Over a ten year period, Dr. Mills proved this to be true in Modello. Person by person, slowly and then more quickly, people began to change. They found out that self-esteem is a natural quality and not based on situations or performance. They found out that feeling happy and good doesn't have anything to do with the life circumstances you find yourself in. 
 
The whole community changed.
 
There's a really moving story in the book "Modello" written by Dr. Jack Pransky about a woman who was a crack whore and had nine children. She was one of the residents at Modello and she was not interested in changing. At all.  She badly neglected her children to the point of having them taken away from her forcibly. She wasn't feeding them and she was high all the time or working to get enough money from the Johns to get high again.
 
The people in the community at Modello had always looked down on her, in particular, because if they were bad, at least they weren't as bad as her.
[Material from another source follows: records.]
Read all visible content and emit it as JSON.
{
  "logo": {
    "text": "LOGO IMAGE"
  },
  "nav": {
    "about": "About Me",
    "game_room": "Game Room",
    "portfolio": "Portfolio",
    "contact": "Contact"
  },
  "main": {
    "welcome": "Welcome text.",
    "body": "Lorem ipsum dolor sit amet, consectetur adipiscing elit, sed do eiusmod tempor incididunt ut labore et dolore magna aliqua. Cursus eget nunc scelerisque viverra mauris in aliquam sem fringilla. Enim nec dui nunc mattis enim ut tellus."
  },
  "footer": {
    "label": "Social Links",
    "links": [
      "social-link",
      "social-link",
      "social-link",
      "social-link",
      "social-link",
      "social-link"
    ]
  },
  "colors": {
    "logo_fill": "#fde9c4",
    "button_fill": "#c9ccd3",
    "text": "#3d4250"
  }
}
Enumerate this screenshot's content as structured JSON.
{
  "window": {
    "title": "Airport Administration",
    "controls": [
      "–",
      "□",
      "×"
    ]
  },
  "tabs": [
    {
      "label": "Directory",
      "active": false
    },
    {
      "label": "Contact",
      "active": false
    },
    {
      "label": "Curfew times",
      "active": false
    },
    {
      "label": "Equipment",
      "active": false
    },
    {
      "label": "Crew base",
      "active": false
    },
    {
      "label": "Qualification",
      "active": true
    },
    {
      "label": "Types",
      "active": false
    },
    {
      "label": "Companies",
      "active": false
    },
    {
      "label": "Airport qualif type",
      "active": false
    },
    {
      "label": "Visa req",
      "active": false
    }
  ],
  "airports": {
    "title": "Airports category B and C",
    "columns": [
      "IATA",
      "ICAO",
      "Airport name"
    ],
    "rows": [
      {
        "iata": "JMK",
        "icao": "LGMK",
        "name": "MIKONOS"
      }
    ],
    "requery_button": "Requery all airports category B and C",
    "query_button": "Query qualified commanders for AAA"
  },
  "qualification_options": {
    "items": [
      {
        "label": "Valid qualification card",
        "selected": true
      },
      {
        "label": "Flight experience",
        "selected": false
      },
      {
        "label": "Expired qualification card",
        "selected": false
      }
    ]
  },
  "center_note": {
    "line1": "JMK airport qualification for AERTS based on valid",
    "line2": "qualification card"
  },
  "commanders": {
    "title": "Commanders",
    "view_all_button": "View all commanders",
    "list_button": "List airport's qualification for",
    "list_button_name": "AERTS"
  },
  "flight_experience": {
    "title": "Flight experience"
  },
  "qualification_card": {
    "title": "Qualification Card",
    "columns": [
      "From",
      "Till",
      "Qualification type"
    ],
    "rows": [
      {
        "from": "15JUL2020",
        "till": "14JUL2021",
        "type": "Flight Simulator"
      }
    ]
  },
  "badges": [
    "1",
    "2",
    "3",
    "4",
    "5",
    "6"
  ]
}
They saw her as broken and beyond help. And she won't accept help anyways as she's not interested in a different life. Incapable. A waste of space. She avoided the other residents and lived up to their view of her.
 
Then something interesting began to happen. The people, especially the women of the community, who were involved in Dr. Mills’ program began to see themselves differently. Then they began to see others differently. They themselves were no different than other people, even her, the worst of them all.  If they were able to change, anyone could.
 
After her children were taken away, she hit a low point. She started to try to get her life together. Unsuccessfully at first. However, the more the people around her viewed her as being whole and inherently good, the more she began to live up to that view of herself.
 
Over time and without this lady learning any of the lessons the other residents were learning, she got off drugs, got a job, got married and got all her children back. She ended up moving out of Modello to a better more affluent area with her new husband and children.
 
Excerpt from "Modello: A Story of Hope for the Inner City and Beyond: An Inside-Out Model of Prevention and Resiliency in Action":
 
"Pam: Before this incident happened, I can only remember hearing judgments cast by the other residents. 'She's really bad!', they would say, but they didn't offer to help even the kids. Later, slowly, people would come into the office and say, 'I'm really kind of concerned. Is there something we could do for one of her daughters?' or, 'Her kid keeps coming to me every day asking for bread'. And the residents started slowly to feed the kids, asking them over to dinner. People began to speak to the lady. It then turned into, 'There's got to be something that can be done!'. There were a lot of crack kids in Modello, but everybody separated themselves from her. "Well, I will never be like that. She's too far gone. She's like dirt. I don't want anything to do with her!'. And slowly, 'Maybe she's not so different. She used to be a nice person. Isn't there something that could happen?'. And there was! That woman was not touched by these principles; she was touched by people who were touched themselves. People had a change of heart toward her, and you felt it. It touched her. And suddenly, you heard, 'Maybe I can do something.' "
 
Magic happens in first becoming grounded in yourself and your wholeness. When you view yourself as whole and with kindness, others around also have the opportunity to shift in themselves. I don't have all the reasons why this might be so. It happens time and time again.
 
You start to view yourself, others and the world around you differently, softer, with love. You become an overflowing wellspring of love and good feeling.
 
You look around and colours are brighter, tastes are tastier, sunsets more beautiful. And sure enough, other people are nicer.
 
Who changed? You? Them? Maybe it was there all along.